Massacre Rubs Old Wounds at Columbine
As a result, of the 176 school districts in the state, "only about five [information-sharing agreements] have been completed so far," notes criminologist Bill Woodward, who has tracked their progress at the University of Colorado's Center for the Study and Prevention of Violence. "People still don't want to share information because [over] their whole lives they've been taught that the liability will be on them if they do."

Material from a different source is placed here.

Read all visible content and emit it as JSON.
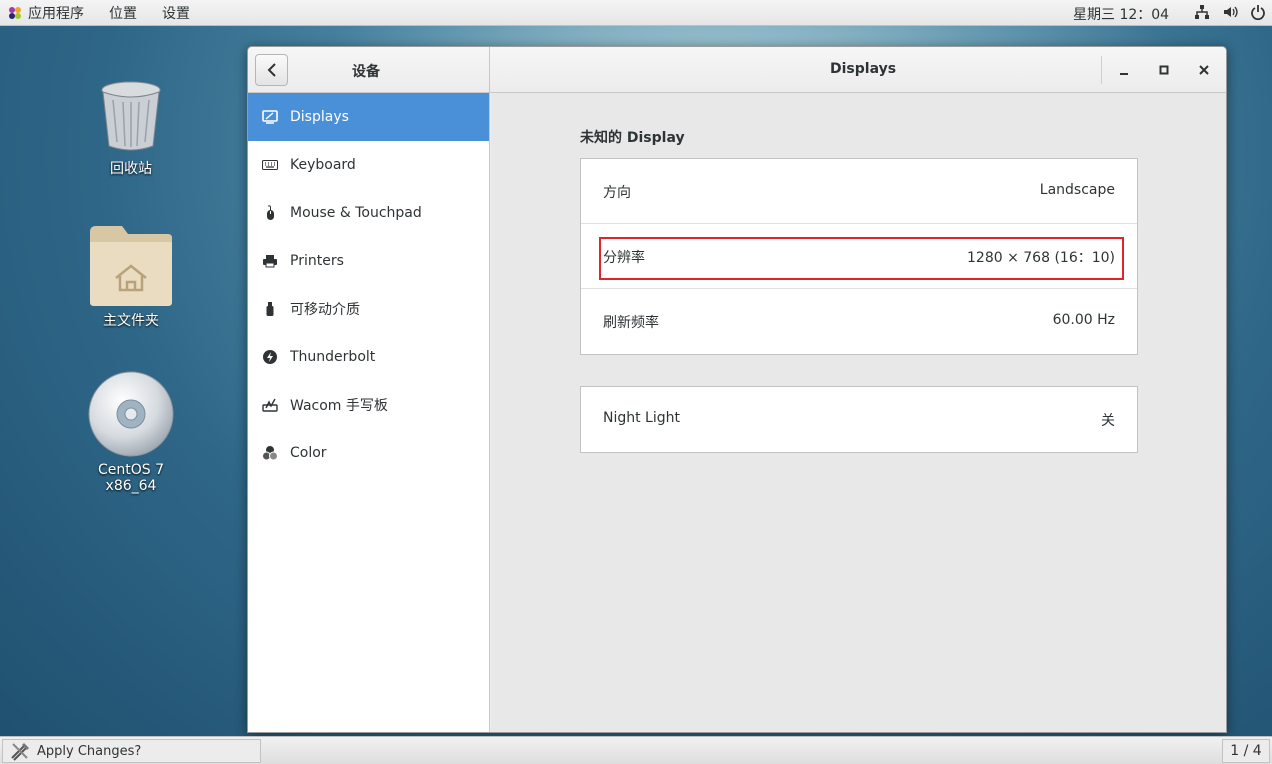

That is most likely what motivated the killers' parents to try to withhold their sons' notorious "basement tapes" in which they detail their reasons for the attack, as well as keep under wraps the depositions the parents gave. Although the basement tapes were eventually shown to the press and to parents, they remain unavailable to the public, and the judge in the case recently ruled that the parents' depositions should remain sealed in the National Archives for 25 years, in part out of concerns that they could be used by those planning copycat crimes.
Yet some are dubious of such reasoning. "It's ridiculous to think that those depositions could have inspired someone like that person in Virginia to go on a killing spree," says Judy Brown, whose son Brooks was threatened by Eric Harris a year before the shooting. "I'll tell you who would read them: parents and psychologists trying to avoid another Columbine."
As for the basement tapes, "if you saw what Eric had in his room, every parent would be stunned," she says of the pipe bombs hidden behind CDs and gunpowder in a coffee can.
"Then he hands over the camera and says, 'Look, Mom, my room is clean.' "
Adds Rohrbough: "These [tapes] are so critical because before seeing them I could never have guessed what you should be looking for. There's stuff so remarkably similar [to the Virginia Tech attack] that it will send a chill down your back."